In a travel advisory, Hong Kong carriers Cathay Pacific and Cathay Dragon urged customers not to proceed to the airport. They were also advised to postpone non-essential travel.

The website of Hong Kong International Airport showed that all departure flights from 6pm local time have been cancelled.

They include Singapore Airlines flight SQ865 to Singapore, Cathay Pacific CX890 to New York, AirAsia AK137 to Kuala Lumpur and China Eastern Airlines MU8981 to Shanghai.

In its statement, the Hong Kong airport authority said the Airport Emergency Centre has been activated.

“The AA will work closely with its business partners with a view to resuming normal airport operations as soon as possible,” it said.

“Affected passengers are reminded to pay attention to the latest flight information through the airport’s website and the HKG My Flight mobile app.”

Hong Kong was hit by another weekend of violent clashes between police and protesters.
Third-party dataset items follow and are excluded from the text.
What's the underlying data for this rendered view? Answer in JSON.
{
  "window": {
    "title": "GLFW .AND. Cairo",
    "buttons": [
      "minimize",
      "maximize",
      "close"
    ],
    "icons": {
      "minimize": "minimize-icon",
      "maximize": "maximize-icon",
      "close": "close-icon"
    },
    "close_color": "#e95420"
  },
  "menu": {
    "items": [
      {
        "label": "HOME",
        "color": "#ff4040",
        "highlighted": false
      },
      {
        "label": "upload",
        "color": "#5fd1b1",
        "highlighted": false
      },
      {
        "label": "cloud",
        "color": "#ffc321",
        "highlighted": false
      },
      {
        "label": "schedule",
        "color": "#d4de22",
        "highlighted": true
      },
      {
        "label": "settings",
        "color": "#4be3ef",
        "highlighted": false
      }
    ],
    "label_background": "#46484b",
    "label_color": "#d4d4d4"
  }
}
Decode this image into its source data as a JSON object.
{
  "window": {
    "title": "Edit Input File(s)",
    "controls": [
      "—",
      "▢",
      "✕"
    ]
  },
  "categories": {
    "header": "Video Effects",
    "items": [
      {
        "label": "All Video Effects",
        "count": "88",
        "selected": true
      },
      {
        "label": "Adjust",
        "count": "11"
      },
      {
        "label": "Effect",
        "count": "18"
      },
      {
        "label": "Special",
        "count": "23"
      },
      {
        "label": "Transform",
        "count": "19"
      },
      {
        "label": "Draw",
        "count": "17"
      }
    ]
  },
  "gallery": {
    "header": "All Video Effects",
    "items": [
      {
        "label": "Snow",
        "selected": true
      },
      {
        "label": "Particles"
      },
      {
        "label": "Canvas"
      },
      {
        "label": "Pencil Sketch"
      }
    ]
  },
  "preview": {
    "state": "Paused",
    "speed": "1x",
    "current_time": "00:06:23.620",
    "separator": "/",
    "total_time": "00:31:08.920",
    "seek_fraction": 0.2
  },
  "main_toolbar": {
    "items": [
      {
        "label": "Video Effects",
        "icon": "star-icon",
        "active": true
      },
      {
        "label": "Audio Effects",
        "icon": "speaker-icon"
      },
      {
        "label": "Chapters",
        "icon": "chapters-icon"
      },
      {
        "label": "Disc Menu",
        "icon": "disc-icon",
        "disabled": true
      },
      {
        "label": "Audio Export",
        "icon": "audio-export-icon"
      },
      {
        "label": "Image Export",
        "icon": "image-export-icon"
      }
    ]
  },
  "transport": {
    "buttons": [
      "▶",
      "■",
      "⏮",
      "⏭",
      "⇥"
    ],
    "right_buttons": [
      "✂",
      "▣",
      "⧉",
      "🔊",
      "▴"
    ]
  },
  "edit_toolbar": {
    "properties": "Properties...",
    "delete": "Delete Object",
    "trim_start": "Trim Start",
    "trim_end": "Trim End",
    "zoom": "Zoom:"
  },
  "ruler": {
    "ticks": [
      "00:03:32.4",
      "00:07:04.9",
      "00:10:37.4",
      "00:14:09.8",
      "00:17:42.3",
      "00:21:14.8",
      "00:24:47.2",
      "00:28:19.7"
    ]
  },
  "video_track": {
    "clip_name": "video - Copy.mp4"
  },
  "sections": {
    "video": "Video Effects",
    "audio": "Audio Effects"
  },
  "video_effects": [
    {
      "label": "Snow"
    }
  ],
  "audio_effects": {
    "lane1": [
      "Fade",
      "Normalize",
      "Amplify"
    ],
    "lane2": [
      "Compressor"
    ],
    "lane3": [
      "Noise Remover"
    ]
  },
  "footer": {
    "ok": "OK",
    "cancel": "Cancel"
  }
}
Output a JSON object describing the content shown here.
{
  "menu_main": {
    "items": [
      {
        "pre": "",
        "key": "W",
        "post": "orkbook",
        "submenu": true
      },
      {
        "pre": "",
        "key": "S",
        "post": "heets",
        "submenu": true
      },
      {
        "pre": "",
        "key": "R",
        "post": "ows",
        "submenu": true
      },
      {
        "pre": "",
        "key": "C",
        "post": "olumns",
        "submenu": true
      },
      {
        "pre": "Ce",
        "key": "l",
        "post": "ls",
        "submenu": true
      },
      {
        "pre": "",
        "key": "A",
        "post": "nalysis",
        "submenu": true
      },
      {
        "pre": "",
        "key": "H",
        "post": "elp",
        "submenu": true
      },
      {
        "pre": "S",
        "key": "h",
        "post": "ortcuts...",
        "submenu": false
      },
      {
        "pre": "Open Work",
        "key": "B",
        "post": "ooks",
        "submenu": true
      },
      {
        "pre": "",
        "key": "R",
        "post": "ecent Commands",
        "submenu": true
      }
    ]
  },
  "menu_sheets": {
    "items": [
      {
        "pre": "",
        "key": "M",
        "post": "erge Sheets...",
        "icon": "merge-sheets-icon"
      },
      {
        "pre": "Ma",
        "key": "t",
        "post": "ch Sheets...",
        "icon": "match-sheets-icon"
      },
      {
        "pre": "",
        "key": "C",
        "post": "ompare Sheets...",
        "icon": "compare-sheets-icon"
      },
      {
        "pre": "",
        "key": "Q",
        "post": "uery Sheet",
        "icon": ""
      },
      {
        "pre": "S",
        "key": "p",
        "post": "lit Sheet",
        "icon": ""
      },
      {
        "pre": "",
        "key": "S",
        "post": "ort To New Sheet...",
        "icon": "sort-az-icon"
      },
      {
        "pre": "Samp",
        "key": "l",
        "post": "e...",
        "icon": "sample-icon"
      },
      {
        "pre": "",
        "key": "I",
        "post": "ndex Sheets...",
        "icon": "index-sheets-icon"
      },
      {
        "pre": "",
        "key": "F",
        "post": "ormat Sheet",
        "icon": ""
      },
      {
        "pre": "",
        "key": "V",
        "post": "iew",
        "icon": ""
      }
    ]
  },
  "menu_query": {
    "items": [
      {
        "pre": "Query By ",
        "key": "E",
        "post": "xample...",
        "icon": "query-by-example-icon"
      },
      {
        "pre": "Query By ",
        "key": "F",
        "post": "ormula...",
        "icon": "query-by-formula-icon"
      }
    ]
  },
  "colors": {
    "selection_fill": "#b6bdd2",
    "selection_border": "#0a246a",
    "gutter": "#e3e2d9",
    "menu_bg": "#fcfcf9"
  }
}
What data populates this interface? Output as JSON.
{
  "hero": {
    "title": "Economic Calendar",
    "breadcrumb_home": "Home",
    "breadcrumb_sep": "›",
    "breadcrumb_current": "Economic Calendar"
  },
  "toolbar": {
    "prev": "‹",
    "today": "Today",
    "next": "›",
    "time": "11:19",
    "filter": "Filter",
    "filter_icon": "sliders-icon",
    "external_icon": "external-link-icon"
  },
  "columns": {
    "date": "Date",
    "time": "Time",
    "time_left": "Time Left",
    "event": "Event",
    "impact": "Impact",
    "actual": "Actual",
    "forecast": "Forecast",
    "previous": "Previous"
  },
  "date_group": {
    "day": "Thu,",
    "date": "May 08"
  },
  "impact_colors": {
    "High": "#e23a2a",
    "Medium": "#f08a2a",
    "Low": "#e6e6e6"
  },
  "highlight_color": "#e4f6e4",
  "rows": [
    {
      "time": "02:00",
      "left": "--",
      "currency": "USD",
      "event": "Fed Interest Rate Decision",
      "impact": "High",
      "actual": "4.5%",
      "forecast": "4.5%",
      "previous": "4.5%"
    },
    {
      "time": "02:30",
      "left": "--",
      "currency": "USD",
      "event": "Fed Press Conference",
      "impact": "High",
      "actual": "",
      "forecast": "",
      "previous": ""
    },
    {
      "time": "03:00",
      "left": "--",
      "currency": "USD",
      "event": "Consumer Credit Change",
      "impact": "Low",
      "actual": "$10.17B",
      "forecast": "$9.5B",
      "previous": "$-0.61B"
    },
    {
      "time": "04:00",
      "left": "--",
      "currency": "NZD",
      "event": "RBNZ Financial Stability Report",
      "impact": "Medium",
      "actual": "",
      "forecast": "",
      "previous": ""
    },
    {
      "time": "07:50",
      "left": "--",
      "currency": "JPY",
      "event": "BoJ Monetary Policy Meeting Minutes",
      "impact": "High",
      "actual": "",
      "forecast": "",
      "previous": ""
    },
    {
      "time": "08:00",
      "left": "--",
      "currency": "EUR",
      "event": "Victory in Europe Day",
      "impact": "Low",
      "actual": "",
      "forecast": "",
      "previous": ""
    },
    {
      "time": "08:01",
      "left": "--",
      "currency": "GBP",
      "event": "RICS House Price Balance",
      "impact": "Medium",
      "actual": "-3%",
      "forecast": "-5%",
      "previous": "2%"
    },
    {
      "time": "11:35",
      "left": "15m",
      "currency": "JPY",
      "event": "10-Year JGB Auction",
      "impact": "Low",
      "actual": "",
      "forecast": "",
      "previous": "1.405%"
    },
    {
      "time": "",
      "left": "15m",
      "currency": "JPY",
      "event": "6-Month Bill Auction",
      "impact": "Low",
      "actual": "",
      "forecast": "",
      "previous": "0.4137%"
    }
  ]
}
Police fired volleys of tear gas at protesters across the territory on Sunday and staged baton charges in flashpoints in downtown Hong Kong and in working class districts.

At one stage, police stormed some underground train stations, firing tear gas and arresting protesters.

It was the 10th consecutive weekend that protesters have taken to the streets in a movement that began over opposition to a Bill allowing extradition to mainland China.

The protests have morphed into a broader bid to reverse a slide of democratic freedoms in the southern Chinese city.

They have been seen as the biggest threat to Beijing’s rule since Britain handed Hong Kong over in 1997.